After three weeks of getting acquainted with a new organization and new place, we finally kicked off our first Building Community Through Drama residency this week! It felt so good to be back in the classroom working with young people, and this residency is already stretching me in new ways as a teaching artist. Teaching the same 50-minute lesson to 15 different classes in four days is a brand new challenge. The energy and rhythm of it is different from any of my other teaching experiences. As we wrap up the first of the five weeks we will be spending at the Steger 6th Grade Center in Webster Groves, I want to share some of the big lessons that this new experience is teaching me:

Keep it fresh. When you are teaching the same lesson as many times as we are in this residency, making sure to really re-start the lesson for each new class is a challenge. We are reflective artists, so we are inevitably going to be tweaking and assessing our teaching techniques as we go. But it’s easy to forget that even though it may be our fourth time leading a particular activity that day, it’s the FIRST time these students have gotten to try it. Remembering that it is new information for them helps us keep it fresh and make sure each group receives the full experience of the activity.

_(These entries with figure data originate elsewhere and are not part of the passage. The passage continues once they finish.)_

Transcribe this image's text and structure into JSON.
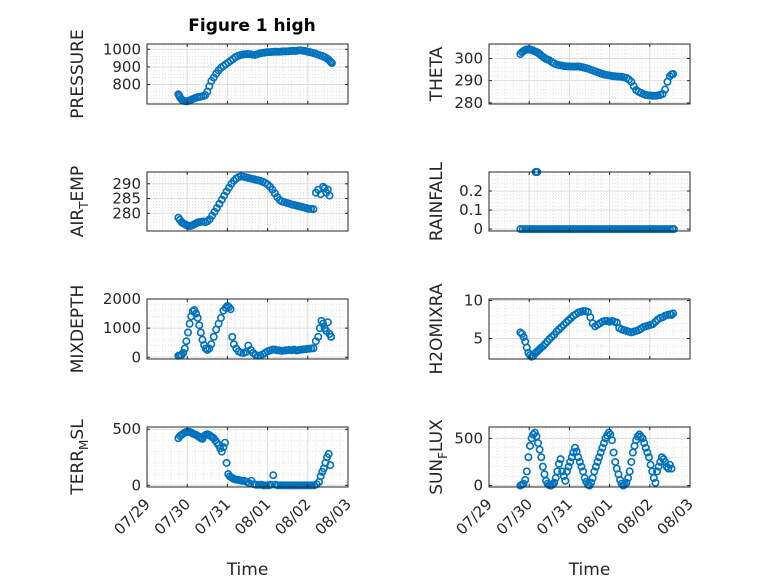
{
  "figure": {
    "title": "Figure 1 high",
    "marker_color": "#0072BD",
    "grid": true,
    "minor_grid": true
  },
  "chart_data": [
    {
      "type": "scatter",
      "id": "pressure",
      "title": "Figure 1 high",
      "ylabel": "PRESSURE",
      "xlabel": "",
      "xlim": [
        "07/29",
        "08/03"
      ],
      "ylim": [
        690,
        1030
      ],
      "yticks": [
        800,
        900,
        1000
      ],
      "ytick_labels": [
        "800",
        "900",
        "1000"
      ],
      "x": [
        0.78,
        0.8,
        0.82,
        0.85,
        0.88,
        0.92,
        0.96,
        1.0,
        1.04,
        1.08,
        1.12,
        1.16,
        1.2,
        1.25,
        1.3,
        1.35,
        1.4,
        1.45,
        1.5,
        1.55,
        1.6,
        1.66,
        1.72,
        1.78,
        1.84,
        1.9,
        1.96,
        2.02,
        2.08,
        2.14,
        2.2,
        2.26,
        2.32,
        2.38,
        2.44,
        2.5,
        2.56,
        2.62,
        2.68,
        2.74,
        2.8,
        2.86,
        2.92,
        2.98,
        3.04,
        3.1,
        3.16,
        3.22,
        3.28,
        3.34,
        3.4,
        3.46,
        3.52,
        3.58,
        3.64,
        3.7,
        3.76,
        3.82,
        3.88,
        3.94,
        4.0,
        4.06,
        4.12,
        4.18,
        4.24,
        4.3,
        4.36,
        4.42,
        4.48,
        4.52,
        4.56,
        4.58,
        4.6
      ],
      "y": [
        745,
        738,
        728,
        718,
        712,
        708,
        706,
        705,
        708,
        712,
        716,
        720,
        724,
        728,
        730,
        732,
        735,
        740,
        760,
        790,
        820,
        840,
        862,
        880,
        895,
        905,
        915,
        925,
        935,
        945,
        955,
        962,
        967,
        970,
        972,
        973,
        972,
        970,
        968,
        972,
        976,
        979,
        981,
        983,
        984,
        985,
        986,
        986,
        986,
        987,
        988,
        988,
        989,
        990,
        992,
        990,
        993,
        994,
        992,
        990,
        986,
        983,
        980,
        976,
        971,
        966,
        962,
        955,
        948,
        940,
        932,
        926,
        922
      ]
    },
    {
      "type": "scatter",
      "id": "theta",
      "ylabel": "THETA",
      "xlabel": "",
      "xlim": [
        "07/29",
        "08/03"
      ],
      "ylim": [
        279.5,
        306.5
      ],
      "yticks": [
        280,
        290,
        300
      ],
      "ytick_labels": [
        "280",
        "290",
        "300"
      ],
      "x": [
        0.78,
        0.82,
        0.86,
        0.9,
        0.94,
        0.98,
        1.02,
        1.06,
        1.1,
        1.14,
        1.18,
        1.22,
        1.26,
        1.3,
        1.35,
        1.4,
        1.45,
        1.5,
        1.56,
        1.62,
        1.68,
        1.74,
        1.8,
        1.86,
        1.92,
        1.98,
        2.04,
        2.1,
        2.16,
        2.22,
        2.28,
        2.34,
        2.4,
        2.46,
        2.52,
        2.58,
        2.64,
        2.7,
        2.76,
        2.82,
        2.88,
        2.94,
        3.0,
        3.06,
        3.12,
        3.18,
        3.24,
        3.3,
        3.36,
        3.42,
        3.48,
        3.54,
        3.6,
        3.66,
        3.72,
        3.78,
        3.84,
        3.9,
        3.96,
        4.02,
        4.08,
        4.14,
        4.2,
        4.26,
        4.32,
        4.38,
        4.44,
        4.5,
        4.54,
        4.58
      ],
      "y": [
        302.0,
        302.8,
        303.3,
        303.8,
        304.0,
        304.1,
        304.0,
        303.8,
        303.5,
        303.2,
        302.9,
        302.5,
        302.0,
        301.3,
        300.6,
        300.0,
        299.5,
        299.2,
        298.4,
        297.8,
        297.3,
        297.0,
        296.8,
        296.6,
        296.5,
        296.4,
        296.4,
        296.3,
        296.3,
        296.4,
        296.2,
        296.0,
        295.7,
        295.4,
        295.0,
        294.6,
        294.2,
        293.8,
        293.4,
        293.0,
        292.7,
        292.5,
        292.3,
        292.1,
        292.0,
        291.9,
        291.8,
        291.7,
        291.5,
        291.2,
        290.5,
        289.5,
        287.5,
        285.8,
        285.0,
        284.5,
        284.0,
        283.6,
        283.4,
        283.3,
        283.2,
        283.2,
        283.4,
        283.6,
        284.0,
        286.0,
        289.5,
        292.0,
        292.8,
        293.0
      ]
    },
    {
      "type": "scatter",
      "id": "air_temp",
      "ylabel": "AIR_TEMP",
      "xlabel": "",
      "xlim": [
        "07/29",
        "08/03"
      ],
      "ylim": [
        274,
        294
      ],
      "yticks": [
        280,
        285,
        290
      ],
      "ytick_labels": [
        "280",
        "285",
        "290"
      ],
      "x": [
        0.78,
        0.82,
        0.86,
        0.9,
        0.94,
        0.98,
        1.02,
        1.06,
        1.1,
        1.14,
        1.18,
        1.22,
        1.26,
        1.3,
        1.35,
        1.4,
        1.45,
        1.5,
        1.56,
        1.62,
        1.68,
        1.74,
        1.8,
        1.86,
        1.92,
        1.98,
        2.04,
        2.1,
        2.16,
        2.22,
        2.28,
        2.34,
        2.4,
        2.46,
        2.52,
        2.58,
        2.64,
        2.7,
        2.76,
        2.82,
        2.88,
        2.94,
        3.0,
        3.06,
        3.12,
        3.18,
        3.24,
        3.3,
        3.36,
        3.42,
        3.48,
        3.54,
        3.6,
        3.66,
        3.72,
        3.78,
        3.84,
        3.9,
        3.96,
        4.02,
        4.08,
        4.14,
        4.2,
        4.26,
        4.32,
        4.38,
        4.42,
        4.46,
        4.5,
        4.54
      ],
      "y": [
        278.5,
        277.8,
        277.0,
        276.6,
        276.3,
        276.0,
        275.8,
        275.7,
        275.8,
        276.0,
        276.3,
        276.6,
        276.9,
        277.0,
        277.1,
        277.2,
        277.0,
        277.3,
        278.0,
        279.2,
        280.5,
        281.8,
        283.2,
        284.6,
        286.0,
        287.4,
        288.7,
        290.0,
        291.0,
        291.8,
        292.3,
        292.5,
        292.4,
        292.2,
        292.0,
        291.8,
        291.6,
        291.4,
        291.2,
        291.0,
        290.7,
        290.3,
        289.8,
        289.0,
        288.0,
        286.8,
        285.5,
        284.5,
        284.0,
        283.8,
        283.5,
        283.3,
        283.0,
        282.8,
        282.6,
        282.4,
        282.2,
        282.0,
        281.8,
        281.5,
        281.5,
        281.4,
        287.0,
        288.0,
        286.5,
        289.0,
        288.5,
        287.0,
        288.0,
        286.0
      ]
    },
    {
      "type": "scatter",
      "id": "rainfall",
      "ylabel": "RAINFALL",
      "xlabel": "",
      "xlim": [
        "07/29",
        "08/03"
      ],
      "ylim": [
        -0.01,
        0.3
      ],
      "yticks": [
        0,
        0.1,
        0.2
      ],
      "ytick_labels": [
        "0",
        "0.1",
        "0.2"
      ],
      "x": [
        0.78,
        0.84,
        0.9,
        0.96,
        1.02,
        1.08,
        1.14,
        1.2,
        1.26,
        1.32,
        1.38,
        1.44,
        1.5,
        1.56,
        1.62,
        1.68,
        1.74,
        1.8,
        1.86,
        1.92,
        1.98,
        2.04,
        2.1,
        2.16,
        2.22,
        2.28,
        2.34,
        2.4,
        2.46,
        2.52,
        2.58,
        2.64,
        2.7,
        2.76,
        2.82,
        2.88,
        2.94,
        3.0,
        3.06,
        3.12,
        3.18,
        3.24,
        3.3,
        3.36,
        3.42,
        3.48,
        3.54,
        3.6,
        3.66,
        3.72,
        3.78,
        3.84,
        3.9,
        3.96,
        4.02,
        4.08,
        4.14,
        4.2,
        4.26,
        4.32,
        4.38,
        4.44,
        4.5,
        4.56,
        4.6,
        1.16,
        1.18,
        1.2
      ],
      "y": [
        0,
        0,
        0,
        0,
        0,
        0,
        0,
        0,
        0,
        0,
        0,
        0,
        0,
        0,
        0,
        0,
        0,
        0,
        0,
        0,
        0,
        0,
        0,
        0,
        0,
        0,
        0,
        0,
        0,
        0,
        0,
        0,
        0,
        0,
        0,
        0,
        0,
        0,
        0,
        0,
        0,
        0,
        0,
        0,
        0,
        0,
        0,
        0,
        0,
        0,
        0,
        0,
        0,
        0,
        0,
        0,
        0,
        0,
        0,
        0,
        0,
        0,
        0,
        0,
        0,
        0.3,
        0.3,
        0.3
      ]
    },
    {
      "type": "scatter",
      "id": "mixdepth",
      "ylabel": "MIXDEPTH",
      "xlabel": "",
      "xlim": [
        "07/29",
        "08/03"
      ],
      "ylim": [
        -60,
        2000
      ],
      "yticks": [
        0,
        1000,
        2000
      ],
      "ytick_labels": [
        "0",
        "1000",
        "2000"
      ],
      "x": [
        0.78,
        0.82,
        0.86,
        0.9,
        0.94,
        0.98,
        1.02,
        1.06,
        1.1,
        1.14,
        1.18,
        1.22,
        1.26,
        1.3,
        1.34,
        1.38,
        1.42,
        1.46,
        1.5,
        1.55,
        1.6,
        1.66,
        1.72,
        1.78,
        1.84,
        1.9,
        1.96,
        2.0,
        2.04,
        2.08,
        2.12,
        2.16,
        2.22,
        2.28,
        2.34,
        2.4,
        2.46,
        2.52,
        2.58,
        2.64,
        2.7,
        2.76,
        2.82,
        2.88,
        2.94,
        3.0,
        3.06,
        3.12,
        3.18,
        3.24,
        3.3,
        3.36,
        3.42,
        3.48,
        3.54,
        3.6,
        3.66,
        3.72,
        3.78,
        3.84,
        3.9,
        3.96,
        4.02,
        4.08,
        4.14,
        4.2,
        4.26,
        4.3,
        4.34,
        4.38,
        4.42,
        4.46,
        4.5,
        4.54,
        4.58
      ],
      "y": [
        50,
        60,
        80,
        150,
        300,
        550,
        850,
        1150,
        1400,
        1580,
        1620,
        1500,
        1350,
        1100,
        850,
        600,
        420,
        300,
        250,
        300,
        450,
        700,
        950,
        1150,
        1350,
        1600,
        1700,
        1760,
        1720,
        1650,
        700,
        450,
        300,
        200,
        160,
        150,
        180,
        400,
        250,
        150,
        80,
        50,
        60,
        100,
        150,
        200,
        230,
        260,
        260,
        240,
        230,
        220,
        230,
        240,
        250,
        240,
        260,
        230,
        250,
        260,
        270,
        280,
        290,
        300,
        310,
        550,
        700,
        1000,
        1250,
        1150,
        1000,
        900,
        1200,
        800,
        700
      ]
    },
    {
      "type": "scatter",
      "id": "h2omixra",
      "ylabel": "H2OMIXRA",
      "xlabel": "",
      "xlim": [
        "07/29",
        "08/03"
      ],
      "ylim": [
        2.3,
        10.2
      ],
      "yticks": [
        5,
        10
      ],
      "ytick_labels": [
        "5",
        "10"
      ],
      "x": [
        0.78,
        0.82,
        0.86,
        0.9,
        0.94,
        0.98,
        1.02,
        1.06,
        1.1,
        1.14,
        1.18,
        1.22,
        1.26,
        1.3,
        1.35,
        1.4,
        1.45,
        1.5,
        1.56,
        1.62,
        1.68,
        1.74,
        1.8,
        1.86,
        1.92,
        1.98,
        2.04,
        2.1,
        2.16,
        2.22,
        2.28,
        2.34,
        2.4,
        2.46,
        2.52,
        2.58,
        2.64,
        2.7,
        2.76,
        2.82,
        2.88,
        2.94,
        3.0,
        3.06,
        3.12,
        3.18,
        3.24,
        3.3,
        3.36,
        3.42,
        3.48,
        3.54,
        3.6,
        3.66,
        3.72,
        3.78,
        3.84,
        3.9,
        3.96,
        4.02,
        4.08,
        4.14,
        4.2,
        4.26,
        4.32,
        4.38,
        4.44,
        4.5,
        4.54,
        4.58
      ],
      "y": [
        5.8,
        5.6,
        5.2,
        4.6,
        3.8,
        3.1,
        2.8,
        2.6,
        2.7,
        3.0,
        3.2,
        3.4,
        3.6,
        3.8,
        4.0,
        4.3,
        4.6,
        4.9,
        5.2,
        5.5,
        5.9,
        6.2,
        6.5,
        6.8,
        7.1,
        7.4,
        7.7,
        8.0,
        8.2,
        8.4,
        8.5,
        8.6,
        8.6,
        8.5,
        7.8,
        7.0,
        6.6,
        6.8,
        7.0,
        7.2,
        7.3,
        7.3,
        7.2,
        7.3,
        7.2,
        7.1,
        6.4,
        6.2,
        6.1,
        6.0,
        5.9,
        5.8,
        5.9,
        6.0,
        6.1,
        6.3,
        6.5,
        6.6,
        6.7,
        6.8,
        6.9,
        7.2,
        7.5,
        7.7,
        7.8,
        8.0,
        8.1,
        8.2,
        8.1,
        8.3
      ]
    },
    {
      "type": "scatter",
      "id": "terr_msl",
      "ylabel": "TERR_MSL",
      "xlabel": "Time",
      "xlim": [
        "07/29",
        "08/03"
      ],
      "ylim": [
        -15,
        520
      ],
      "yticks": [
        0,
        500
      ],
      "ytick_labels": [
        "0",
        "500"
      ],
      "x": [
        0.78,
        0.82,
        0.86,
        0.9,
        0.94,
        0.98,
        1.02,
        1.06,
        1.1,
        1.14,
        1.18,
        1.22,
        1.26,
        1.3,
        1.34,
        1.38,
        1.42,
        1.46,
        1.5,
        1.54,
        1.58,
        1.62,
        1.66,
        1.7,
        1.74,
        1.78,
        1.82,
        1.86,
        1.9,
        1.94,
        1.98,
        2.02,
        2.06,
        2.1,
        2.14,
        2.18,
        2.22,
        2.26,
        2.3,
        2.36,
        2.42,
        2.48,
        2.54,
        2.6,
        2.66,
        2.72,
        2.78,
        2.84,
        2.9,
        2.96,
        3.02,
        3.08,
        3.14,
        3.2,
        3.26,
        3.32,
        3.38,
        3.44,
        3.5,
        3.56,
        3.62,
        3.68,
        3.74,
        3.8,
        3.86,
        3.92,
        3.98,
        4.04,
        4.1,
        4.16,
        4.22,
        4.28,
        4.32,
        4.36,
        4.4,
        4.44,
        4.48,
        4.52,
        4.56
      ],
      "y": [
        420,
        440,
        450,
        460,
        470,
        475,
        478,
        475,
        470,
        460,
        455,
        450,
        440,
        430,
        420,
        415,
        440,
        450,
        455,
        450,
        440,
        430,
        420,
        400,
        380,
        360,
        330,
        300,
        340,
        380,
        200,
        100,
        80,
        70,
        60,
        55,
        50,
        50,
        45,
        40,
        40,
        30,
        20,
        40,
        10,
        5,
        5,
        5,
        0,
        0,
        0,
        5,
        90,
        5,
        0,
        0,
        0,
        0,
        0,
        0,
        0,
        0,
        0,
        0,
        0,
        0,
        0,
        0,
        0,
        0,
        10,
        30,
        80,
        120,
        150,
        200,
        250,
        280,
        180
      ]
    },
    {
      "type": "scatter",
      "id": "sun_flux",
      "ylabel": "SUN_FLUX",
      "xlabel": "Time",
      "xlim": [
        "07/29",
        "08/03"
      ],
      "ylim": [
        -15,
        620
      ],
      "yticks": [
        0,
        500
      ],
      "ytick_labels": [
        "0",
        "500"
      ],
      "x": [
        0.78,
        0.82,
        0.86,
        0.9,
        0.94,
        0.98,
        1.02,
        1.06,
        1.1,
        1.14,
        1.18,
        1.22,
        1.26,
        1.3,
        1.34,
        1.38,
        1.42,
        1.46,
        1.5,
        1.54,
        1.58,
        1.62,
        1.66,
        1.7,
        1.74,
        1.78,
        1.82,
        1.86,
        1.9,
        1.94,
        1.98,
        2.02,
        2.06,
        2.1,
        2.14,
        2.18,
        2.22,
        2.26,
        2.3,
        2.34,
        2.38,
        2.42,
        2.46,
        2.5,
        2.54,
        2.58,
        2.62,
        2.66,
        2.7,
        2.74,
        2.78,
        2.82,
        2.86,
        2.9,
        2.94,
        2.98,
        3.02,
        3.06,
        3.1,
        3.14,
        3.18,
        3.22,
        3.26,
        3.3,
        3.34,
        3.38,
        3.42,
        3.46,
        3.5,
        3.54,
        3.58,
        3.62,
        3.66,
        3.7,
        3.74,
        3.78,
        3.82,
        3.86,
        3.9,
        3.94,
        3.98,
        4.02,
        4.06,
        4.1,
        4.14,
        4.18,
        4.22,
        4.26,
        4.3,
        4.34,
        4.38,
        4.42,
        4.46,
        4.5,
        4.54
      ],
      "y": [
        0,
        10,
        20,
        60,
        150,
        300,
        420,
        500,
        540,
        560,
        520,
        450,
        380,
        300,
        200,
        120,
        50,
        20,
        5,
        0,
        10,
        30,
        80,
        150,
        230,
        280,
        150,
        100,
        50,
        150,
        200,
        250,
        300,
        350,
        400,
        360,
        300,
        250,
        200,
        150,
        80,
        40,
        10,
        0,
        30,
        80,
        150,
        200,
        250,
        300,
        350,
        400,
        450,
        500,
        530,
        560,
        540,
        480,
        350,
        250,
        180,
        120,
        60,
        20,
        0,
        10,
        30,
        80,
        150,
        250,
        350,
        420,
        480,
        520,
        540,
        520,
        500,
        450,
        400,
        350,
        300,
        220,
        150,
        80,
        30,
        150,
        200,
        250,
        300,
        280,
        250,
        200,
        180,
        220,
        180
      ]
    }
  ],
  "shared_x": {
    "xticks": [
      0,
      1,
      2,
      3,
      4,
      5
    ],
    "xtick_labels": [
      "07/29",
      "07/30",
      "07/31",
      "08/01",
      "08/02",
      "08/03"
    ]
  }
}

Have fun! “If you’re not having fun, then your students are not having fun.” This was the theme of my day today! When the Chatty McChattersons of a class are yet again pulling my focus (and the class’) in the third or fourth class of the day, I get real crabby real fast. I become fixated on the negative and distracting behavior instead of staying engaged and having fun within the lesson. I forget to have fun. But energy, enthusiasm and genuine excitement can be one of the most effective ways to draw someone into an activity.

Teach in the moment. I really had to check myself with this one today. More than once, I reminded myself to react to what THIS group is doing. At one point today during a non-verbal activity, I told the group, “You are going to be extra tempted to talk and use words during this next part, but resist that temptation. Try to solve the problem non-verbally.” A valid reminder, but the timing was wrong. I was way ahead of the lesson. The students had a more potent experience of the activity without that kind of preparation. It’s almost like spoiling it. Let them discover the victories and challenges that come up in each activity. Then, when it actually DOES happen (whether you predicted it or not), notice it and unpack each challenge together.